Deriso left his career as a chemist to join the police force two years ago "because I wanted a career change and I felt I could do the job." He said the strong sense of camaraderie among his peers as well as family support are the key factors to his success.

"He is probably one of the most unselfish persons I know," said Deriso's wife Sheila. "He's not in very much for the limelight. When something goes wrong he panics after the fact, but before, he's a pretty controlled person. He believes in being the best that you can at whatever you do."

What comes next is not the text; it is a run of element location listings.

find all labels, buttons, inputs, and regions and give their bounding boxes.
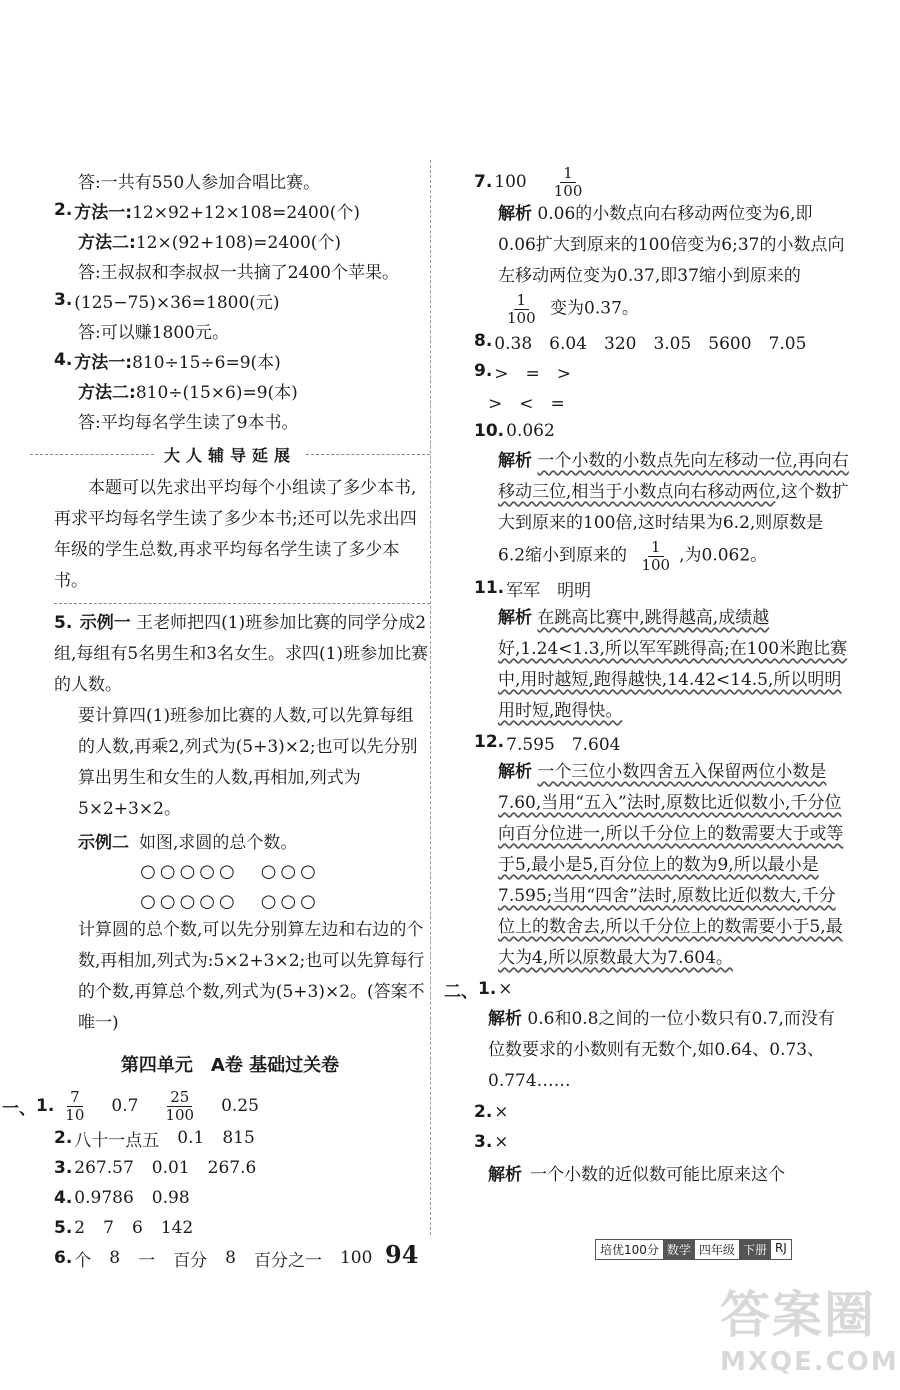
answer-4 [30,1183,430,1213]
answer-line: 答:一共有550人参加合唱比赛。 [78,172,321,193]
explanation-label: 解析 [498,762,532,782]
question-number: 1. [478,979,497,999]
answer-value: 7.595 7.604 [506,734,621,755]
question-number: 5. [54,1218,73,1238]
section-header [30,439,430,469]
explanation-text: ,为0.062。 [679,545,768,566]
answer-b3 [450,1127,850,1157]
unit-title: 第四单元 A卷 基础过关卷 [120,1055,340,1076]
dashed-rule [54,603,430,604]
answer-1 [2,1089,430,1123]
method-label: 方法一: [74,352,133,373]
watermark-text: 答案圈 [720,1286,876,1344]
numerator: 1 [560,165,576,183]
fraction [62,1089,87,1123]
answer-value: 0.01 [151,1158,190,1178]
answer-value: > = > [494,363,572,384]
explanation [450,603,850,727]
answer-value: 0.7 [111,1096,139,1116]
answer-6 [30,1243,430,1273]
denominator: 100 [641,555,671,574]
explanation-text: ,这个数扩大到原来的100倍,这时结果为6.2,则原数是6.2缩小到原来的 [498,482,849,566]
answer-10 [450,416,850,446]
explanation [450,446,850,573]
explanation [450,757,850,974]
answer-line: 答:可以赚1800元。 [78,322,229,343]
question-2 [30,195,430,225]
numerator: 25 [167,1089,192,1107]
answer-value: 个 [74,1250,92,1271]
answer-b2 [450,1097,850,1127]
section-label: 一、 [2,1098,36,1119]
answer-value: 一 [138,1250,156,1271]
answer-value: 267.57 [74,1158,134,1178]
question-number: 4. [54,1188,73,1208]
example-two [30,825,430,855]
question-4 [30,345,430,375]
answer-value: 0.9786 [74,1188,134,1208]
section-title: 大人辅导延展 [164,445,297,465]
explanation [450,1157,850,1187]
answer-8 [450,326,850,356]
left-column [2,165,430,1273]
book-tag-edition: RJ [774,1241,787,1255]
denominator: 10 [65,1105,85,1124]
question-number: 4. [54,350,73,370]
fraction [162,1089,197,1123]
explanation [450,199,850,326]
explanation-text: 一个小数的小数点先向左移动一位,再向右移动三位,相当于小数点向右移动两位 [498,451,849,502]
question-number: 3. [54,290,73,310]
answer-value: 百分 [173,1250,208,1271]
answer-value: 8 [109,1248,121,1268]
answer-value: 0.38 6.04 320 3.05 5600 7.05 [494,333,807,354]
equation: 12×(92+108)=2400(个) [135,232,342,253]
example-text: 王老师把四(1)班参加比赛的同学分成2组,每组有5名男生和3名女生。求四(1)班参加比赛的人数。 [54,613,429,695]
explanation-text: 一个三位小数四舍五入保留两位小数是7.60,当用“五入”法时,原数比近似数小,千分位向百分位进一,所以千分位上的数需要大于或等于5,最小是5,百分位上的数为9,所以最小是7.595;当用“四舍”法时,原数比近似数大,千分位上的数舍去,所以千分位上的数需要小于5,最大为4,所以原数最大为7.604。 [498,762,844,968]
explanation-text: 一个小数的近似数可能比原来这个 [530,1164,785,1185]
answer-line: 答:王叔叔和李叔叔一共摘了2400个苹果。 [78,262,399,283]
question-number: 3. [54,1158,73,1178]
page-number: 94 [385,1240,419,1269]
question-number: 3. [474,1132,493,1152]
answer-value: 267.6 [207,1158,257,1178]
example-text: 如图,求圆的总个数。 [139,832,298,853]
equation: 12×92+12×108=2400(个) [132,202,360,223]
question-number: 9. [474,361,493,381]
example-label: 示例一 [79,613,131,633]
dashed-rule [30,454,154,455]
method-label: 方法二: [78,232,136,253]
answer-value: × [494,1132,509,1152]
question-number: 2. [474,1102,493,1122]
explanation-text: 0.6和0.8之间的一位小数只有0.7,而没有位数要求的小数则有无数个,如0.64、0.73、0.774…… [488,1009,835,1091]
answer-value: 0.98 [151,1188,190,1208]
answer-2 [30,1123,430,1153]
circles-row: ○○○○○ ○○○ [140,861,320,882]
answer-value: 百分之一 [253,1250,322,1271]
question-number: 10. [474,421,505,441]
question-5 [30,608,430,701]
explanation-label: 解析 [488,1164,522,1185]
book-tag-volume: 下册 [739,1240,771,1259]
question-number: 2. [54,1128,73,1148]
denominator: 100 [553,181,583,200]
question-number: 12. [474,732,505,752]
equation: 810÷(15×6)=9(本) [135,382,298,403]
right-column [444,164,850,1187]
answer-b1 [444,974,850,1004]
answer-3 [30,1153,430,1183]
answer-line: 答:平均每名学生读了9本书。 [78,412,299,433]
method-two [30,375,430,405]
section-text: 本题可以先求出平均每个小组读了多少本书,再求平均每名学生读了多少本书;还可以先求出四年级的学生总数,再求平均每名学生读了多少本书。 [54,478,417,591]
fraction [504,292,539,326]
denominator: 100 [165,1105,195,1124]
explanation-text: 0.06的小数点向右移动两位变为6,即0.06扩大到原来的100倍变为6;37的小数点向左移动两位变为0.37,即37缩小到原来的 [498,204,845,286]
answer-value: 8 [225,1248,236,1268]
answer-value: 0.062 [506,421,555,441]
question-number: 6. [54,1248,73,1268]
explanation-text: 在跳高比赛中,跳得越高,成绩越好,1.24<1.3,所以军军跳得高;在100米跑比赛中,用时越短,跑得越快,14.42<14.5,所以明明用时短,跑得快。 [498,608,848,721]
question-number: 1. [36,1096,55,1116]
fraction [551,165,586,199]
fraction [638,539,673,573]
watermark-logo [720,1275,899,1385]
watermark-url: MXQE.COM [720,1347,899,1377]
method-label: 方法一: [74,202,133,223]
answer-value: 军军 明明 [506,580,592,601]
numerator: 1 [648,539,664,557]
answer-11 [450,573,850,603]
explanation-label: 解析 [498,204,532,224]
dashed-rule [306,454,430,455]
question-number: 2. [54,200,73,220]
explanation-label: 解析 [498,451,532,471]
question-number: 7. [474,172,493,192]
answer-value: 6 [131,1218,143,1238]
answer-value: 7 [103,1218,114,1238]
answer-value: × [498,979,513,999]
denominator: 100 [507,308,536,327]
numerator: 7 [67,1089,83,1107]
explanation-label: 解析 [488,1009,522,1029]
answer-value: 142 [160,1218,194,1238]
example-label: 示例二 [78,832,129,853]
question-number: 8. [474,331,493,351]
answer-value: 815 [222,1128,255,1148]
question-number: 5. [54,613,73,633]
book-tag-brand: 培优100分 [600,1243,659,1257]
answer-value: 100 [494,172,527,192]
answer-value: 100 [339,1248,373,1268]
answer-value: > < = [488,393,565,414]
circles-row: ○○○○○ ○○○ [140,891,320,912]
answer-7 [450,165,850,199]
question-3 [30,285,430,315]
method-two [30,225,430,255]
answer-9 [450,356,850,386]
explanation-text: 变为0.37。 [550,298,639,319]
method-label: 方法二: [78,382,136,403]
book-tag-subject: 数学 [663,1240,695,1259]
book-tag [595,1239,792,1260]
column-divider [430,160,431,1235]
answer-value: 0.1 [177,1128,205,1148]
answer-12 [450,727,850,757]
answer-5 [30,1213,430,1243]
equation: 810÷15÷6=9(本) [132,352,281,373]
section-label: 二、 [444,981,478,1002]
question-number: 11. [474,578,505,598]
example-text: 计算圆的总个数,可以先分别算左边和右边的个数,再相加,列式为:5×2+3×2;也可以先算每行的个数,再算总个数,列式为(5+3)×2。(答案不唯一) [78,920,425,1033]
explanation [450,1004,850,1097]
answer-value: 2 [74,1218,86,1238]
answer-value: 0.25 [221,1096,259,1116]
answer-value: × [494,1102,509,1122]
explanation-label: 解析 [498,608,532,628]
answer-value: 八十一点五 [74,1130,160,1151]
equation: (125−75)×36=1800(元) [74,292,280,313]
numerator: 1 [514,292,530,310]
example-text: 要计算四(1)班参加比赛的人数,可以先算每组的人数,再乘2,列式为(5+3)×2;也可以先分别算出男生和女生的人数,再相加,列式为5×2+3×2。 [78,706,418,819]
book-tag-grade: 四年级 [698,1243,735,1257]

But the Silver Spring resident shies away from such names as "hero" and "leader." He explained: "Being a leader is not a conscious decision unless a person is actively seeking it, like a political office. Whether you want it or not, you become a leader when you are thrust into a situation and have to initiate an act. In that case, you don't have a choice in leadership."

He added, "A hero is nothing more than a normal person placed in an extraordinary circumstance, who makes the right decision. Anyone can be a hero by being at the right place at the right time and doing the right thing."